Here we are looking at the valve that has been repaired by the surgeon with the sutures that have been made (...) We can judge the functioning of the valve and the quality of the repair more easily by doing the 3D echo than the classic two-dimensional echo," explains Dr. Hadeed, in front of the moving images.
This examination allows us to know if there are any "residual lesions" that still need to be repaired immediately, adds Dr. Calvaruso.
That morning, fortunately, this was not the case. Everything went well for the girl.
More than 15 children, including those from abroad, have already benefited from this medical advance at the Toulouse University Hospital since September.

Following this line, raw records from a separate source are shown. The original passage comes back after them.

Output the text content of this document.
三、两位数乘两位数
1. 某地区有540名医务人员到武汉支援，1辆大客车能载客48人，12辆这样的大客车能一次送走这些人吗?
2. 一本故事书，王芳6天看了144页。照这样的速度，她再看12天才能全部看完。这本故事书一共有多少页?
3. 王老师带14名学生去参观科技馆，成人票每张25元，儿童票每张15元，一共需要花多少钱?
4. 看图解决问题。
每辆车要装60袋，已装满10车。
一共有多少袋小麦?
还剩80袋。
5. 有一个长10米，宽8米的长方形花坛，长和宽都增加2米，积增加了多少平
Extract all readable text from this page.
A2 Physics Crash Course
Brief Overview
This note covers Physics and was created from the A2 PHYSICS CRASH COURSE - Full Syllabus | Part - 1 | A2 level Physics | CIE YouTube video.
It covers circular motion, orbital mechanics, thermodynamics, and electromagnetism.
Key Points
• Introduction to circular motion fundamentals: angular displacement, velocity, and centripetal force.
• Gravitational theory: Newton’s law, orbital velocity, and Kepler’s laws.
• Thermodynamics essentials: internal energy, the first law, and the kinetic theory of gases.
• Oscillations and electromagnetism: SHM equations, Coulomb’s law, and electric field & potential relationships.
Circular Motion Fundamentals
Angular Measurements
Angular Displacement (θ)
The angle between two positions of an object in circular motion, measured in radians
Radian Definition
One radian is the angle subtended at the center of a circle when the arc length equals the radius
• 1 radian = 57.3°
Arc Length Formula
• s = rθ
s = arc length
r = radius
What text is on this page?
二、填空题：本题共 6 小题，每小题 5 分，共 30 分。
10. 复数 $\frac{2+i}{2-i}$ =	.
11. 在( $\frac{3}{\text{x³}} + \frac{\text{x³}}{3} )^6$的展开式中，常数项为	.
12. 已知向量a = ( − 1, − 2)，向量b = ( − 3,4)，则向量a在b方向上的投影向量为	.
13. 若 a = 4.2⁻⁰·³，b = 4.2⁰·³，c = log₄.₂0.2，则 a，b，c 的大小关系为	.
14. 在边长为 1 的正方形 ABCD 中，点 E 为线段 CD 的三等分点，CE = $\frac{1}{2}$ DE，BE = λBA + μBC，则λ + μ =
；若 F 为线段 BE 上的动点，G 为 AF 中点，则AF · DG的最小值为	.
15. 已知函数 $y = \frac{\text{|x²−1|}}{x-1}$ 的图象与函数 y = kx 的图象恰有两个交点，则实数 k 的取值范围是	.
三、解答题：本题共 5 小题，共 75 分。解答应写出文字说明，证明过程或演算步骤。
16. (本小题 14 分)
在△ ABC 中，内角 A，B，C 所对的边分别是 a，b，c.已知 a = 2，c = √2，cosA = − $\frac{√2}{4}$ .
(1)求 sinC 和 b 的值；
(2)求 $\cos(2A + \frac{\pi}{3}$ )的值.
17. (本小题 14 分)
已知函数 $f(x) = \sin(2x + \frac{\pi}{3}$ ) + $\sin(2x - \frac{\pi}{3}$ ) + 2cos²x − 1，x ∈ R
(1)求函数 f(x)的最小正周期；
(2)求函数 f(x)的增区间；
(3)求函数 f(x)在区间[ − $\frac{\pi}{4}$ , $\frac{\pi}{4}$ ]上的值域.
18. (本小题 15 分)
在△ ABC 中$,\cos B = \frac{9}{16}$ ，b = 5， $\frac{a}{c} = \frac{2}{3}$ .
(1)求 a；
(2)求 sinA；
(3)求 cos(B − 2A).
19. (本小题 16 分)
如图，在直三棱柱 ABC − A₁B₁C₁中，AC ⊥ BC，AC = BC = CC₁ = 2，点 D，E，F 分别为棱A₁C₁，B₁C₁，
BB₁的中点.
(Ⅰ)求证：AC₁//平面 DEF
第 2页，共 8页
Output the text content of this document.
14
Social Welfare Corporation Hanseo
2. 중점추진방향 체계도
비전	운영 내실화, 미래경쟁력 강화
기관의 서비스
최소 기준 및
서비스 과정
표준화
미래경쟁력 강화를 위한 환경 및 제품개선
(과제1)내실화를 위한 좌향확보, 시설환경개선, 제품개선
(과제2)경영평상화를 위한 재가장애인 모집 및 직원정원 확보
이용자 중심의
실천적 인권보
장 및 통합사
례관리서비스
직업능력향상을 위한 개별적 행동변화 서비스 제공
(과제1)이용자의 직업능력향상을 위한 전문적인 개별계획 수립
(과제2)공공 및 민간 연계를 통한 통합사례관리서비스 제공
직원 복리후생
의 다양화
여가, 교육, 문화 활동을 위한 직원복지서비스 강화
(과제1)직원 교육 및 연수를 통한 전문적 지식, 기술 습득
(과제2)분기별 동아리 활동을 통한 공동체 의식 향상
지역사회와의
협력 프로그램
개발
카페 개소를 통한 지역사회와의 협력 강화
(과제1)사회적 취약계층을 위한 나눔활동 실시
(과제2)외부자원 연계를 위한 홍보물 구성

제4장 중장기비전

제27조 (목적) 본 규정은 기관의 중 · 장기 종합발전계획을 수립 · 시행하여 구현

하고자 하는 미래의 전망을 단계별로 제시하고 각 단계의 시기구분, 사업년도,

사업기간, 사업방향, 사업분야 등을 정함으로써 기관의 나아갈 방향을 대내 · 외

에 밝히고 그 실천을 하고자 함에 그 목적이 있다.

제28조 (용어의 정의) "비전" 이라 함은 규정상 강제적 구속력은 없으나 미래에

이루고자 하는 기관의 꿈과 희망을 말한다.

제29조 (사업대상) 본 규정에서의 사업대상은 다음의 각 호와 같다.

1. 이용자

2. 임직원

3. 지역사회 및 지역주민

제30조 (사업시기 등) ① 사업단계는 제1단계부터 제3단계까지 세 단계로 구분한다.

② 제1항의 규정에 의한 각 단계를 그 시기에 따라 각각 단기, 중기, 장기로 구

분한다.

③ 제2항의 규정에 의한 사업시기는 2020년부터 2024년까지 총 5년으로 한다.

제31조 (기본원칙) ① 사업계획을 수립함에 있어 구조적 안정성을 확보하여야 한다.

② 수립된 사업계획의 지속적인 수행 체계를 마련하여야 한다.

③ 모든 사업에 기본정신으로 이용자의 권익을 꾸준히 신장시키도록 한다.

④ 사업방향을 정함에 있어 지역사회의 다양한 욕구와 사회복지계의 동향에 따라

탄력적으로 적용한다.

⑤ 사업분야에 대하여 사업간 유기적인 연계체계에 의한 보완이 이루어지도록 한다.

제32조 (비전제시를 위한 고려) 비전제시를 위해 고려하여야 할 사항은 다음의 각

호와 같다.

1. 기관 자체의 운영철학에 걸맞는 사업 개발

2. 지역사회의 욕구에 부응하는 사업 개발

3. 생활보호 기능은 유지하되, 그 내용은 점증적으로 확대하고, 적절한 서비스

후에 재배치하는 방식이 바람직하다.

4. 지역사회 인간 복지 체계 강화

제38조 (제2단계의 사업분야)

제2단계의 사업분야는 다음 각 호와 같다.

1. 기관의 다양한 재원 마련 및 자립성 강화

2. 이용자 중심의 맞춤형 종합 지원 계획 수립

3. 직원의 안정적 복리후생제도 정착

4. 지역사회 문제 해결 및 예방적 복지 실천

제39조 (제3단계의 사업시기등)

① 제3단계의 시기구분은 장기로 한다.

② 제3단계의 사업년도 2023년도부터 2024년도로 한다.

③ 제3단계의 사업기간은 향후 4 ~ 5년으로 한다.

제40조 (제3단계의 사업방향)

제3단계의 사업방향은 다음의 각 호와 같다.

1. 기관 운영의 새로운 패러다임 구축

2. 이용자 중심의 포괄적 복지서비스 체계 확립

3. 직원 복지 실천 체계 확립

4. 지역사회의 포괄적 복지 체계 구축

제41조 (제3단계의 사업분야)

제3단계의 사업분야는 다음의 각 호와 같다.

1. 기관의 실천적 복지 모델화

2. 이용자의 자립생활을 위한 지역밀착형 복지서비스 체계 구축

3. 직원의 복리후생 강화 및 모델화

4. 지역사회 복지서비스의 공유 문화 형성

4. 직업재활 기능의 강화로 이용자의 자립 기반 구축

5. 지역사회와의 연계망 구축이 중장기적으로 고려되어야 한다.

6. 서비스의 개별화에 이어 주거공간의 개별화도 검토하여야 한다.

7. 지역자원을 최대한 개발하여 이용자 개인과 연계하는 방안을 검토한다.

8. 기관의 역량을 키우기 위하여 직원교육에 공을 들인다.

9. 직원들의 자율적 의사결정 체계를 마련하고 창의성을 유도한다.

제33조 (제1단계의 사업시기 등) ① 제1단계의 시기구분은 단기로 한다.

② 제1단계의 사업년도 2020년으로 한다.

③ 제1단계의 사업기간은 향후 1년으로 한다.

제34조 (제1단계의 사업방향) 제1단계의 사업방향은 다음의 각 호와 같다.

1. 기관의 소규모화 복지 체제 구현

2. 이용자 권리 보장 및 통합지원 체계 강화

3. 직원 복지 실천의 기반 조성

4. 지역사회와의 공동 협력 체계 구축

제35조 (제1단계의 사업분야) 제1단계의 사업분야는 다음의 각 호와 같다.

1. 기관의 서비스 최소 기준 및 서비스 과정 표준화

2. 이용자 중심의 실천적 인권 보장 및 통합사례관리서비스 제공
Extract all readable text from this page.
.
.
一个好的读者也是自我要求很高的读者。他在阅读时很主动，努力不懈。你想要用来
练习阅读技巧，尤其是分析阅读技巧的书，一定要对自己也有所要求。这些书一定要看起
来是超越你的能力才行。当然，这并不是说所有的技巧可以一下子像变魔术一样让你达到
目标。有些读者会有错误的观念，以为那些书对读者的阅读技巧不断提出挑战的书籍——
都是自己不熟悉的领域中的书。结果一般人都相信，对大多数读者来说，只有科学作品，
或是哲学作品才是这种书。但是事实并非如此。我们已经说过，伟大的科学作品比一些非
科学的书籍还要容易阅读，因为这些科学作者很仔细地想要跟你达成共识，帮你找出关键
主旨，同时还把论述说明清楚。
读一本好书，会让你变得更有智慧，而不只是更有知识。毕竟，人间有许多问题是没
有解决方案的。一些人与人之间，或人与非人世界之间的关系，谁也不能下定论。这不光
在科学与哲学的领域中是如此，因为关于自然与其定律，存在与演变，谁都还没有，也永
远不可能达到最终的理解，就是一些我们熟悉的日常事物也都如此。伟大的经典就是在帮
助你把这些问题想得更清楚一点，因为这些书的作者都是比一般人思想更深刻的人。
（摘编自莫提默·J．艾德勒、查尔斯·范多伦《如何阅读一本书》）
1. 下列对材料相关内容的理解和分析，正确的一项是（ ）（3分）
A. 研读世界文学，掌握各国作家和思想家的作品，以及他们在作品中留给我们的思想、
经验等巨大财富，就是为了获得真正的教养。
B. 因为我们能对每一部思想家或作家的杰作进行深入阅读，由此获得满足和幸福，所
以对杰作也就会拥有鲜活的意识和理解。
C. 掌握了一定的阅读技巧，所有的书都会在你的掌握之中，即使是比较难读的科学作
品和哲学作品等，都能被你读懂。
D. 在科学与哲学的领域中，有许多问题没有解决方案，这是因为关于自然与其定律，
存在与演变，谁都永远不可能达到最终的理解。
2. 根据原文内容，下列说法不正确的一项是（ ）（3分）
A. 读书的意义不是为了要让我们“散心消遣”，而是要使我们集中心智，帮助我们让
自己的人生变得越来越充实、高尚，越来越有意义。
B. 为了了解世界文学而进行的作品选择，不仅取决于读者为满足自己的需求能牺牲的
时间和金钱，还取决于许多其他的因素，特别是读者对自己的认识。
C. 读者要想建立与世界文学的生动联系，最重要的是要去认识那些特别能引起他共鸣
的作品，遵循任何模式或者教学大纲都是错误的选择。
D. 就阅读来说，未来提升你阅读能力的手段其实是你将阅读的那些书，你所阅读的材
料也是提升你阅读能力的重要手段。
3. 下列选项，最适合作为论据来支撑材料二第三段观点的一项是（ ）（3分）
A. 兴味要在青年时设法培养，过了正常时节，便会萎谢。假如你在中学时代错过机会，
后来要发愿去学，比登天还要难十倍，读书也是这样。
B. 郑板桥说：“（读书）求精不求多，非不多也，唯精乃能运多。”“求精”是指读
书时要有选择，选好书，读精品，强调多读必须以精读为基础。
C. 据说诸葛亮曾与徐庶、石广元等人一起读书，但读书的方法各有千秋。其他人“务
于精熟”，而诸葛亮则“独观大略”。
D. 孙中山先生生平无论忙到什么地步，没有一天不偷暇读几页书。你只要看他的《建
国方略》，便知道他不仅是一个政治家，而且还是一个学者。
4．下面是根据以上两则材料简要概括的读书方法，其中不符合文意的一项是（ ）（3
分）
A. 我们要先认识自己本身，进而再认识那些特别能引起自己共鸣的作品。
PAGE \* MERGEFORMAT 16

Until now, this type of three-dimensional probe was reserved for adults: it could only be used to examine patients weighing at least 35 kilos.
The miniature probe can now be used to perform the examination even on children, from five kilograms. And it can also be used before a possible operation.
Eight babies out of 1,000 are born with cardiac malformations in France.
"We have been waiting for it for more than ten years because three-dimensional imaging is a way to better specify the child's cardiac malformation", explains the pediatric cardiologist Philippe Acar.
Like his colleagues, he would like the Toulouse University Hospital to have this probe permanently available.
For the moment, it is on loan from General Electric, which has been marketing it for two months, according to Carolina Bonilla, a biomedical engineer from the American industrial group, who was also present in the OR.
The Toulouse University Hospital is not immediately in a position to spend the tens of thousands of euros required to purchase this probe, says Professor Acar.
In the meantime, the "somewhat voluntary partnership" with General Electric allows it to use it from time to time, he explains, as the probe is shared with other French or European hospitals.
This loan system has its disadvantages: that morning, a delay in the private carrier transporting the probe from Madrid prevented an examination prior to the operation. However, it arrived during the operation and could be used afterwards.
Before the probe was used, only two-dimensional imaging probes were available for children.
But moving to 3D was not easy: "It is very difficult to miniaturize the crystals that send the ultrasound" from the probe to perform the ultrasound in three dimensions, says Carolina Bonilla.
"You need many more crystals for 3D," she adds. It's much more complicated!